A valid SKILL.md configuration is designed to be easily read by humans and parsed by LLMs. It contains precise system instructions, trigger conditions, required parameters, and execution examples. Below is the typical architectural blueprint of a professional agent skill:

  • Metadata & Core Scope: Declares the name of the skill, author details, target models, and a description of the capability.
  • Triggers & Intent Detection: Details semantic triggers that help the agent decide when to invoke this skill.
  • System Prompts: Explicit system-level instructions that direct the agent's behavior, personality, safety guardrails, and formatting preferences.
  • Capabilities & Tools: Lists the files, databases, or APIs the agent must access to complete the tasks.
  • Few-Shot Examples: Demonstrates real inputs and outputs, helping the model generalize behavior through in-context learning.
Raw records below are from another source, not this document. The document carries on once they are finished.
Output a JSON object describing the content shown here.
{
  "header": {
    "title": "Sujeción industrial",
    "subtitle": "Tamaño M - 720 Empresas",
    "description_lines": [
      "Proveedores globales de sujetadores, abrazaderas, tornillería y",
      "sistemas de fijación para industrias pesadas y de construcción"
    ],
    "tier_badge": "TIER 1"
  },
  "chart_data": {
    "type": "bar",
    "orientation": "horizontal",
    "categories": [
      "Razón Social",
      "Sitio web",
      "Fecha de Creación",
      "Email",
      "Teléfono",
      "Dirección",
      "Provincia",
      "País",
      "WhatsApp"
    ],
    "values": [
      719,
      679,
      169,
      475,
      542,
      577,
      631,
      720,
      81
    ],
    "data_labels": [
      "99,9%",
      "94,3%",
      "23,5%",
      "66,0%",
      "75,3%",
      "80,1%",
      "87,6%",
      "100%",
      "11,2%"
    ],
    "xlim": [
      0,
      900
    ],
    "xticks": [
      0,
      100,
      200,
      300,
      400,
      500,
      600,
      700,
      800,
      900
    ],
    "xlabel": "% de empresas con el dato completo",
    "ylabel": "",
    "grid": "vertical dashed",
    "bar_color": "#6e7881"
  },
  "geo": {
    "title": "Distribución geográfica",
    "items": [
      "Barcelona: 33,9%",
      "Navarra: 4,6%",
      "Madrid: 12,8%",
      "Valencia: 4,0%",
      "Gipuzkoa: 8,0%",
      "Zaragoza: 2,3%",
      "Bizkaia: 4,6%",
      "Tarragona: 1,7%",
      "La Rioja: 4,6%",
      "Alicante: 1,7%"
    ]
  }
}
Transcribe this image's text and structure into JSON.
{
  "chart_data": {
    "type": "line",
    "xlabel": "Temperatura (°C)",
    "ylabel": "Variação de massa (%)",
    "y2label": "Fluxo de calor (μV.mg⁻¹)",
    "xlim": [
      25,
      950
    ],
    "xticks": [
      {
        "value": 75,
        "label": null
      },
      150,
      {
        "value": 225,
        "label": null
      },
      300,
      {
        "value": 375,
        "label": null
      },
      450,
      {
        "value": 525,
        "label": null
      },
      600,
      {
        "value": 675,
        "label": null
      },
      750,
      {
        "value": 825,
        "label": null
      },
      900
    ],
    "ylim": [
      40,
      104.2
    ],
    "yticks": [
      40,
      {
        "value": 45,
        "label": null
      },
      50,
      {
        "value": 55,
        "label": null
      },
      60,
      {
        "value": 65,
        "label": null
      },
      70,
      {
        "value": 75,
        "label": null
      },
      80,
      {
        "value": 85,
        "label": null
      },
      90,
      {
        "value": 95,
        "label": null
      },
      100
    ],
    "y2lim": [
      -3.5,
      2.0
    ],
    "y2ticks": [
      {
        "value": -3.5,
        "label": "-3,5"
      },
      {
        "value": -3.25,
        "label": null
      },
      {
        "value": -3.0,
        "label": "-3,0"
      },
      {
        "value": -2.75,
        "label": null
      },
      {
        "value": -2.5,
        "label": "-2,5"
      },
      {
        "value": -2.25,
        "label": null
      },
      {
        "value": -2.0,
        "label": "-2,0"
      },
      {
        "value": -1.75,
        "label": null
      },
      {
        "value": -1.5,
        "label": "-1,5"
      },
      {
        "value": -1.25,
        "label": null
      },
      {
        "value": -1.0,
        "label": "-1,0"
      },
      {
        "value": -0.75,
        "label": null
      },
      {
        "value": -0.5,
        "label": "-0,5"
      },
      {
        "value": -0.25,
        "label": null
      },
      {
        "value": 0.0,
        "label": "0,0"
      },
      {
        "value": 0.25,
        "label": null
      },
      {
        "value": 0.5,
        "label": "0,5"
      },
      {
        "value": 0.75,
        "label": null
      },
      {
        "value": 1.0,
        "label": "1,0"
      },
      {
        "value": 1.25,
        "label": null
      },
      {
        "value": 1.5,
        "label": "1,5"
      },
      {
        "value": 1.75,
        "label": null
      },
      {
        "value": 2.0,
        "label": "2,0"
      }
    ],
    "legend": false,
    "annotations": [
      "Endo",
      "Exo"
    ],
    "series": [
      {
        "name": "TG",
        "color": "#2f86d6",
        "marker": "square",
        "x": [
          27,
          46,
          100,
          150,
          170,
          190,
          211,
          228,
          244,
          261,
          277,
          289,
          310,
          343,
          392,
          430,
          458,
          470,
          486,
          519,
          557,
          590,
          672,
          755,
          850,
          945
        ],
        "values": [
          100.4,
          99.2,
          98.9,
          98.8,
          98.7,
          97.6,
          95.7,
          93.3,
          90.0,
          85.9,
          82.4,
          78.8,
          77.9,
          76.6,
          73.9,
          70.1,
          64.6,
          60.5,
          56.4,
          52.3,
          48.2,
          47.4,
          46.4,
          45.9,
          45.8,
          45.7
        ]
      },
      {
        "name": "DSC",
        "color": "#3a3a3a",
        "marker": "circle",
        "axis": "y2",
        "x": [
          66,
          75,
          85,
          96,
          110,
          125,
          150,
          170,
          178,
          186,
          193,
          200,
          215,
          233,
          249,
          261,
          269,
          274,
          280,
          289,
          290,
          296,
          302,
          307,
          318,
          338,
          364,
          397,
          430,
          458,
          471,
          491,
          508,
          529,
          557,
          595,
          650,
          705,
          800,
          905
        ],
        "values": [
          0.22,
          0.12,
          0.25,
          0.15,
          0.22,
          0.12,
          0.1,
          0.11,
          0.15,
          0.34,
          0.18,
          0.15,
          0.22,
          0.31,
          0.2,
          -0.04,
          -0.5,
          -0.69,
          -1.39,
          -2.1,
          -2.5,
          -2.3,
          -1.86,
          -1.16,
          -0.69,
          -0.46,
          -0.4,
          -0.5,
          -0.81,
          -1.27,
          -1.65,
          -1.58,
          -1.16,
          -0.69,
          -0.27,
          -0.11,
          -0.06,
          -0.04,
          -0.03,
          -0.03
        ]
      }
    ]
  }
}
Optimizing Agent Workflows for Modern LLMs

Writing effective agent skills requires deep knowledge of prompt engineering. With the release of advanced reasoning models like Claude 3.5 Sonnet, ChatGPT o1, and DeepSeek-V3, prompt templates must focus on structured thinking. Developers are encouraged to use XML tags (e.g., <thought>, <context>, and <rules>) to isolate execution boundaries. Standardized prompts prevent agents from suffering from context drift, ensuring that long-running tasks remain aligned with the initial system parameters.

Exploring by SOC Occupations and Creator Profiles

What makes SkillMD unique is its taxonomy. Instead of simple text search, we parse and organize files according to the Standard Occupational Classification (SOC) system. This means you can discover skills written for Computer and Mathematical roles, Business and Financial operations, Legal, Design, and and Educational Instruction fields. By tracking creator profiles, developers can study how different teams organize their custom instructions, compare version updates, and fork public configs for specialized enterprise use cases.

SkillMD operates as a high-performance index running on a fast Go backend and a highly responsive Astro SSR frontend. All search queries execute in milliseconds, featuring smart debouncing to prevent multiple API requests while keeping user data secure. Join our community of developers to standardize your AI agent instructions and optimize your LLM prompting workflows today.

8 QUESTIONS

Frequently Asked Questions

A practical guide to agent skills: what they are, how to inspect them, and how SkillMD helps you explore the ecosystem.